The performance according to claim 6, wherein the visualization processing unit receives a change in the aggregation time from a user, causes the scoring unit to recalculate based on the changed aggregation time, and displays the result of the recalculation. Analysis equipment.

For each combination of one or more specifications used when the data instance was generated, the scoring unit has the same combination specification value and the same label within a predetermined aggregation time. A claim that further has a scoring unit that identifies the number of data elements attached, calculates a score for each of all combinations, and calculates an overall score based on the calculated score for all combinations. Item 4. The performance analyzer according to Item 4.

The performance according to claim 1, wherein the data instance generation unit applies the specification information of one or more of the plurality of specifications of the performance data when the performance data is divided into the data instances. Analysis equipment.

Applying a plurality of specifications of the performance data, the performance data is divided into the data instances, the temporal sparseness of the data elements of the divided data instances is evaluated, and the time of the data elements of the divided data instances is evaluated. If it is too sparse, specify the most non-uniform specification among the plurality of applied specifications, and select one or more specifications excluding the specified specifications from the plurality of specifications in the data instance. The performance analyzer according to claim 9, further comprising a selection unit that determines one or more specifications to be applied by the generation unit.

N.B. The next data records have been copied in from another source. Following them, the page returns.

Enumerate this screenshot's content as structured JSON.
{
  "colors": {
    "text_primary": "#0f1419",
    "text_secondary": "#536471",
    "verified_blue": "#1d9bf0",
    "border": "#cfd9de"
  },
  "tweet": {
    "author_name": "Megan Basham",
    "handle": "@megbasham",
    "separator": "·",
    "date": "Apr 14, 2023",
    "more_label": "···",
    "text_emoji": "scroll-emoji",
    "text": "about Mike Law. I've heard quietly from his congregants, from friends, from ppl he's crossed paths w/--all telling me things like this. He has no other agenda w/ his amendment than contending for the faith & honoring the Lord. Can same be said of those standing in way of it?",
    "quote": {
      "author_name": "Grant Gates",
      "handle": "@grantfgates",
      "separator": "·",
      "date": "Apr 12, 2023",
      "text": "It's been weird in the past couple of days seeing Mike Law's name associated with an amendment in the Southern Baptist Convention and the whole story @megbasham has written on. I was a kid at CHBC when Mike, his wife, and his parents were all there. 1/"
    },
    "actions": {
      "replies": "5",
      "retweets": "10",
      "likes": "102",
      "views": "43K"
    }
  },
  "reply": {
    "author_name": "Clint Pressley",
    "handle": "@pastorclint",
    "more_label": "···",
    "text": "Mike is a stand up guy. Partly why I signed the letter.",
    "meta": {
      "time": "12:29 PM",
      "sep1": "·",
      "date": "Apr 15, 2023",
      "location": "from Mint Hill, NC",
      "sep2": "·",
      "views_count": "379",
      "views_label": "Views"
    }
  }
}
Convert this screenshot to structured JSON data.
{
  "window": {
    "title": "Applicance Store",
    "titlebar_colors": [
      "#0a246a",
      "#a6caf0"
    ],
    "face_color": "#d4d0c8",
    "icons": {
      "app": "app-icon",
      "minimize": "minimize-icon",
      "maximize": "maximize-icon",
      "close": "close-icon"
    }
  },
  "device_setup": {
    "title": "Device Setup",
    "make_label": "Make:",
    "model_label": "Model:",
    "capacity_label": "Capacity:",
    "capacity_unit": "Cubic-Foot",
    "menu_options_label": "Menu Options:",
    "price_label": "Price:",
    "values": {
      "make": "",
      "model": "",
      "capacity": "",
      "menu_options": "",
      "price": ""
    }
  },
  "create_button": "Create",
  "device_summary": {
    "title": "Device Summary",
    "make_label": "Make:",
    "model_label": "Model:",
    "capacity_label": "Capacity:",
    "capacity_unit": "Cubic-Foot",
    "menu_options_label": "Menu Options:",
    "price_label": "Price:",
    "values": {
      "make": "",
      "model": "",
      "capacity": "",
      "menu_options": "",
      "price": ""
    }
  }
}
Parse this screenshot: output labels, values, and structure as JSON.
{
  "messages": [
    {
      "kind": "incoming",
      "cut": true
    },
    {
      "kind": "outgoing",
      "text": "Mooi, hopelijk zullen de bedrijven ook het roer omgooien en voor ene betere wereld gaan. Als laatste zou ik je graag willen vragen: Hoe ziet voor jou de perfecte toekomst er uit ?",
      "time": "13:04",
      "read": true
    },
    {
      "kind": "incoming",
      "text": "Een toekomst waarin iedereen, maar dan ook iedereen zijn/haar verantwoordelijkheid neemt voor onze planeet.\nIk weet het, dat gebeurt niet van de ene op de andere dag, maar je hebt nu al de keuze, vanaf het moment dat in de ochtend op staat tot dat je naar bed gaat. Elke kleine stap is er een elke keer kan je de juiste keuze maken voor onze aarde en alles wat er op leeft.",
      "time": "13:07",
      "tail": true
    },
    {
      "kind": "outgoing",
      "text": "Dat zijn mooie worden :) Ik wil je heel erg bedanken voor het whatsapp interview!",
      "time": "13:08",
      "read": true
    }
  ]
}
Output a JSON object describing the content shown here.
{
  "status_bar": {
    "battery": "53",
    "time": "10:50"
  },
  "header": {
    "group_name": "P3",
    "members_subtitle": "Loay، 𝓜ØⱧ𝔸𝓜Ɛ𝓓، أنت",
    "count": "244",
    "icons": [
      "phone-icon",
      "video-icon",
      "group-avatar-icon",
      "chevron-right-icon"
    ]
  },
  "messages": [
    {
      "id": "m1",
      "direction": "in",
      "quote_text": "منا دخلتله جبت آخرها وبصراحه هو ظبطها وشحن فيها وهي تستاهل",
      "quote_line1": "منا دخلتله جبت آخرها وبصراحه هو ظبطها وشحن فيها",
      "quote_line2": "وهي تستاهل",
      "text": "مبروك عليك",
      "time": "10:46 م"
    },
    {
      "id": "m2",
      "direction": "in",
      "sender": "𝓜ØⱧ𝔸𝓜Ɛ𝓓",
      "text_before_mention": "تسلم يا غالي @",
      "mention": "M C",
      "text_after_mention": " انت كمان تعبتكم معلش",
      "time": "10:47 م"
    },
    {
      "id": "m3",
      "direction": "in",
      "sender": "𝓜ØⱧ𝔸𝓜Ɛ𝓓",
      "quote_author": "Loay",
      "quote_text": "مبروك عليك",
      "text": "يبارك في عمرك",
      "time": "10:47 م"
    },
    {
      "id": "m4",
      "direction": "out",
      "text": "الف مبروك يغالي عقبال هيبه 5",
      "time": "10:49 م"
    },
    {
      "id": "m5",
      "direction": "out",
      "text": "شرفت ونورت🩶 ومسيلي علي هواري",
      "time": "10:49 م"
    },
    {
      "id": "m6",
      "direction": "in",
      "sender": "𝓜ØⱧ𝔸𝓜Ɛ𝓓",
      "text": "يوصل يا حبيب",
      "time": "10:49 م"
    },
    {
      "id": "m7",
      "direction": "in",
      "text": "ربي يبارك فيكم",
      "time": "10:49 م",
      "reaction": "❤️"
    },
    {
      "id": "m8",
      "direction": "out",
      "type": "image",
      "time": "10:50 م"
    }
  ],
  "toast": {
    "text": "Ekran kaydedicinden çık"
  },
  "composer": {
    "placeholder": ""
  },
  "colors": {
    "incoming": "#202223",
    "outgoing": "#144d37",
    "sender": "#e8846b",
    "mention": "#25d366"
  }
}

The data instance generation unit
When the performance data is divided into a plurality of data instances, the time window size for the data element of the performance data, which is the target of the data element of the data instance, is set so that the sparseness of the data element of the data instance is equal to or less than a predetermined value. The performance analyzer according to claim 1, which is determined in 1.

It is a performance analysis method by a performance analyzer that analyzes performance using performance data including a plurality of entries including time information, specification information regarding a plurality of specifications indicating a context, and performance information.
The performance data is divided into a plurality of data instances based on the specification information regarding at least one specification of the data element of the performance data.
Evaluate the data characteristics of the data instance, specify the performance analysis method according to the evaluated data characteristics, and perform performance analysis on the data elements belonging to the data instance by the specified performance analysis method. A performance analysis method that labels the results.

A performance analysis program that is run by a computer
On the computer
The performance data is obtained based on the specification information regarding at least one specification of the data element of the performance data including the time information, the specification information regarding a plurality of specifications indicating the context, and a plurality of data elements including the performance information. Divide into multiple data instances
The data characteristics of the data instance are evaluated, the performance analysis method according to the evaluated data characteristics is specified, and the performance analysis is performed on the data elements belonging to the data instance by the specified performance analysis method. A performance analysis program that executes a process that causes a label to indicate the analysis result.